Prior to this, she was a Senior Fellow with the Atlantic Council’s Rafik Hariri Center for the Middle East, and served in the Obama administration at the Department of State, where she focused on Egypt and Tunisia during the 2011 Arab Uprisings. Amy also was the founding executive director of the Hollings Center for International Dialogue, an NGO based in Washington and Istanbul, and a fellow in the Democracy and Rule of Law program at the Carnegie Endowment for International Peace. She began her Washington career at the International Foundation for Electoral Systems, where she managed governance programs in Yemen, West Bank and Gaza, and Morocco.
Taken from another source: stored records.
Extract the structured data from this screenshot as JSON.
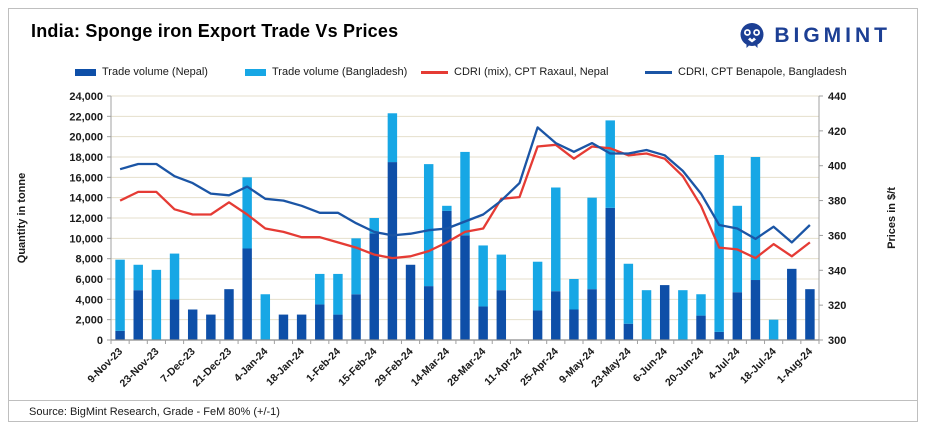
{
  "card": {
    "title": "India: Sponge iron Export Trade Vs Prices",
    "brand": {
      "logo_icon": "bigmint-mascot-icon",
      "logo_text": "BIGMINT"
    },
    "source_note": "Source: BigMint Research, Grade - FeM 80% (+/-1)"
  },
  "colors": {
    "nepal_bar": "#0E4FA8",
    "bangladesh_bar": "#17A7E5",
    "raxaul_line": "#E53B34",
    "benapole_line": "#1B55A5",
    "gridline": "#E5DFCC",
    "axis_line": "#A0A0A0",
    "text": "#1A1A1A",
    "logo_navy": "#1C3F94",
    "card_border": "#BFBFBF"
  },
  "legend": {
    "items": [
      {
        "label": "Trade volume (Nepal)",
        "marker": "bar",
        "color_key": "nepal_bar"
      },
      {
        "label": "Trade volume (Bangladesh)",
        "marker": "bar",
        "color_key": "bangladesh_bar"
      },
      {
        "label": "CDRI (mix), CPT Raxaul, Nepal",
        "marker": "line",
        "color_key": "raxaul_line"
      },
      {
        "label": "CDRI, CPT Benapole, Bangladesh",
        "marker": "line",
        "color_key": "benapole_line"
      }
    ]
  },
  "chart_data": {
    "type": "combo",
    "categories": [
      "9-Nov-23",
      "16-Nov-23",
      "23-Nov-23",
      "30-Nov-23",
      "7-Dec-23",
      "14-Dec-23",
      "21-Dec-23",
      "28-Dec-23",
      "4-Jan-24",
      "11-Jan-24",
      "18-Jan-24",
      "25-Jan-24",
      "1-Feb-24",
      "8-Feb-24",
      "15-Feb-24",
      "22-Feb-24",
      "29-Feb-24",
      "7-Mar-24",
      "14-Mar-24",
      "21-Mar-24",
      "28-Mar-24",
      "4-Apr-24",
      "11-Apr-24",
      "18-Apr-24",
      "25-Apr-24",
      "2-May-24",
      "9-May-24",
      "16-May-24",
      "23-May-24",
      "30-May-24",
      "6-Jun-24",
      "13-Jun-24",
      "20-Jun-24",
      "27-Jun-24",
      "4-Jul-24",
      "11-Jul-24",
      "18-Jul-24",
      "25-Jul-24",
      "1-Aug-24"
    ],
    "x_labels_every": 2,
    "x_labels_shown": [
      "9-Nov-23",
      "23-Nov-23",
      "7-Dec-23",
      "21-Dec-23",
      "4-Jan-24",
      "18-Jan-24",
      "1-Feb-24",
      "15-Feb-24",
      "29-Feb-24",
      "14-Mar-24",
      "28-Mar-24",
      "11-Apr-24",
      "25-Apr-24",
      "9-May-24",
      "23-May-24",
      "6-Jun-24",
      "20-Jun-24",
      "4-Jul-24",
      "18-Jul-24",
      "1-Aug-24"
    ],
    "series": [
      {
        "name": "Trade volume (Nepal)",
        "type": "bar",
        "stack": "volume",
        "axis": "left",
        "values": [
          900,
          4900,
          0,
          4000,
          3000,
          2500,
          5000,
          9000,
          0,
          2500,
          2500,
          3500,
          2500,
          4500,
          10500,
          17500,
          7400,
          5300,
          12700,
          10300,
          3300,
          4900,
          0,
          2900,
          4800,
          3000,
          5000,
          13000,
          1600,
          0,
          5400,
          0,
          2400,
          800,
          4700,
          5900,
          0,
          7000,
          5000
        ]
      },
      {
        "name": "Trade volume (Bangladesh)",
        "type": "bar",
        "stack": "volume",
        "axis": "left",
        "values": [
          7000,
          2500,
          6900,
          4500,
          0,
          0,
          0,
          7000,
          4500,
          0,
          0,
          3000,
          4000,
          5500,
          1500,
          4800,
          0,
          12000,
          500,
          8200,
          6000,
          3500,
          0,
          4800,
          10200,
          3000,
          9000,
          8600,
          5900,
          4900,
          0,
          4900,
          2100,
          17400,
          8500,
          12100,
          2000,
          0,
          0
        ]
      },
      {
        "name": "CDRI (mix), CPT Raxaul, Nepal",
        "type": "line",
        "axis": "right",
        "values": [
          380,
          385,
          385,
          375,
          372,
          372,
          379,
          372,
          364,
          362,
          359,
          359,
          356,
          353,
          349,
          347,
          348,
          351,
          356,
          362,
          364,
          381,
          382,
          411,
          412,
          404,
          411,
          410,
          406,
          407,
          404,
          394,
          377,
          353,
          352,
          347,
          355,
          348,
          356
        ]
      },
      {
        "name": "CDRI, CPT Benapole, Bangladesh",
        "type": "line",
        "axis": "right",
        "values": [
          398,
          401,
          401,
          394,
          390,
          384,
          383,
          388,
          381,
          380,
          377,
          373,
          373,
          367,
          362,
          360,
          361,
          363,
          364,
          368,
          372,
          380,
          390,
          422,
          413,
          408,
          413,
          407,
          407,
          409,
          406,
          397,
          384,
          366,
          364,
          358,
          365,
          356,
          366
        ]
      }
    ],
    "left_axis": {
      "label": "Quantity in tonne",
      "min": 0,
      "max": 24000,
      "step": 2000
    },
    "right_axis": {
      "label": "Prices in $/t",
      "min": 300,
      "max": 440,
      "step": 20
    },
    "grid": true,
    "legend_position": "top"
  }
}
Amy’s commentary has appeared in Foreign Affairs, Foreign Policy, the New York Times, the Washington Post, and the Los Angeles Times and on National Public Radio, CNN, FOX News, BBC News, and Al Jazeera. She has testified before Congress on U.S. policy in the Middle East.
Amy received her BA in history from Yale University and her MA in modern Middle Eastern studies from the University of Michigan. As a Fulbright Scholar, she studied at Cairo’s Al Azhar University. An Arabic speaker, Amy has spent extensive time in the Arab world, as well as in Turkey. She is a third-generation Californian.
Fun fact: Amy’s interest in the Middle East began in high school, as did her other passion– cooking and baking. She dreams of one day opening her own bakery in her gourmet hometown of Berkeley, CA.